日落西斜,红灿灿的余晖铺满曲折的林荫小路,两旁的松树都镀上一层暖黄的光晕。
九黎昕踩着余晖缓缓踱步向前,她手里拿着刚上山采药时摘到的几朵娇嫩嫩的黄花,他天天在院子里待着,把这小黄花放进去跟他做个伴。
他那呆愣愣的木头样,说不定还真能和这小黄花聊起天来。
九黎昕走进院子里才发现这里静悄悄的,她似是料到什么轻轻叹了口气,这么快就走了吗?还没道个别呢。
她抬脚进屋却发现桌子上的字条,看到字条上的内容忍不住嘴角上扬。
这呆子算他还有点良心。
九黎昕看看手中的黄花,依旧娇嫩鲜艳,像是要邀宠般夺目。小黄花呀小黄花,要收下你的人都离开了,要不然你就在这里等等他吧。
九黎昕踱步离开,只剩桌子上的小黄花孤零零的垂下了花瓣。
象罔受召直往天界,半路遇到了从幽都返回的后土。
后土身着一袭网纱紫衣裙,婷婷袅袅,身下驾着腾蛇看到象罔在远处喊道:“你伤竟然好这么快,在不周山看到你还以为你要修养个几百年。”

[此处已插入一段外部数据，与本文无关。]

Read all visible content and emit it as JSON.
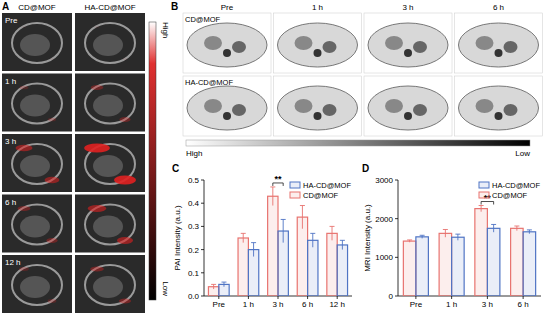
{
  "chart_data": [
    {
      "type": "bar",
      "title": "C",
      "y_label": "PAI Intensity (a.u.)",
      "categories": [
        "Pre",
        "1 h",
        "3 h",
        "6 h",
        "12 h"
      ],
      "series": [
        {
          "name": "CD@MOF",
          "color": "#e8736f",
          "values": [
            0.04,
            0.25,
            0.43,
            0.34,
            0.27
          ],
          "errors": [
            0.01,
            0.02,
            0.04,
            0.05,
            0.03
          ]
        },
        {
          "name": "HA-CD@MOF",
          "color": "#4f74c4",
          "values": [
            0.05,
            0.2,
            0.28,
            0.24,
            0.22
          ],
          "errors": [
            0.01,
            0.03,
            0.05,
            0.03,
            0.02
          ]
        }
      ],
      "ylim": [
        0,
        0.5
      ],
      "yticks": [
        {
          "value": 0,
          "label": "0.0"
        },
        {
          "value": 0.1,
          "label": "0.1"
        },
        {
          "value": 0.2,
          "label": "0.2"
        },
        {
          "value": 0.3,
          "label": "0.3"
        },
        {
          "value": 0.4,
          "label": "0.4"
        },
        {
          "value": 0.5,
          "label": "0.5"
        }
      ],
      "legend": "upper right",
      "annotations": [
        {
          "text": "**",
          "category": "3 h"
        }
      ]
    },
    {
      "type": "bar",
      "title": "D",
      "y_label": "MRI Intensity (a.u.)",
      "categories": [
        "Pre",
        "1 h",
        "3 h",
        "6 h"
      ],
      "series": [
        {
          "name": "CD@MOF",
          "color": "#e8736f",
          "values": [
            1420,
            1620,
            2260,
            1750
          ],
          "errors": [
            30,
            100,
            80,
            60
          ]
        },
        {
          "name": "HA-CD@MOF",
          "color": "#4f74c4",
          "values": [
            1530,
            1520,
            1750,
            1660
          ],
          "errors": [
            40,
            80,
            100,
            50
          ]
        }
      ],
      "ylim": [
        0,
        3000
      ],
      "yticks": [
        0,
        1000,
        2000,
        3000
      ],
      "legend": "upper right",
      "annotations": [
        {
          "text": "**",
          "category": "3 h"
        }
      ]
    }
  ],
  "images": {
    "A": {
      "label": "A",
      "columns": [
        "CD@MOF",
        "HA-CD@MOF"
      ],
      "rows": [
        "Pre",
        "1 h",
        "3 h",
        "6 h",
        "12 h"
      ],
      "colorbar": {
        "high": "High",
        "low": "Low"
      }
    },
    "B": {
      "label": "B",
      "columns": [
        "Pre",
        "1 h",
        "3 h",
        "6 h"
      ],
      "rows": [
        "CD@MOF",
        "HA-CD@MOF"
      ],
      "colorbar": {
        "high": "High",
        "low": "Low"
      }
    }
  }
}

说话间她就到了面前,绕着象罔转了好几圈:“啧啧不愧是象罔大人能力就是不凡,你可知黄帝召我们所为何事。”
象罔眼神淡淡看着她,语气不关心的回:“不知。”
“剿灭蚩尤一党,也算个轻快活,把这些蝼蚁收拾收拾我们就能好好歇会了。”后土姿态慵懒的依靠在腾蛇身上,她伸手轻抚这腾蛇的鳞片,吹气如兰:“哎呀呀,我宝贝的鳞片都粗糙了不少。”
象罔依旧淡淡的看着她:“既如此我先去天界领兵。”说完一闪就消失在她眼前。
后土看着他消失的背影轻哼一声:“真是个傻子。”
象罔到达天界时只见黄帝的参谋陆吾已经在那守候。
陆吾见到象罔便招呼他过来,他从手中化出一枚兵符递给他:“这是调动一万大军的兵符,你休息几日就去九龙山剿灭蚩尤的部下九黎一族。”
象罔领命。
九黎昕在象罔走后每日依旧不停的在外救治病人,闲暇时才会回九龙山看看她曾经居住的地方。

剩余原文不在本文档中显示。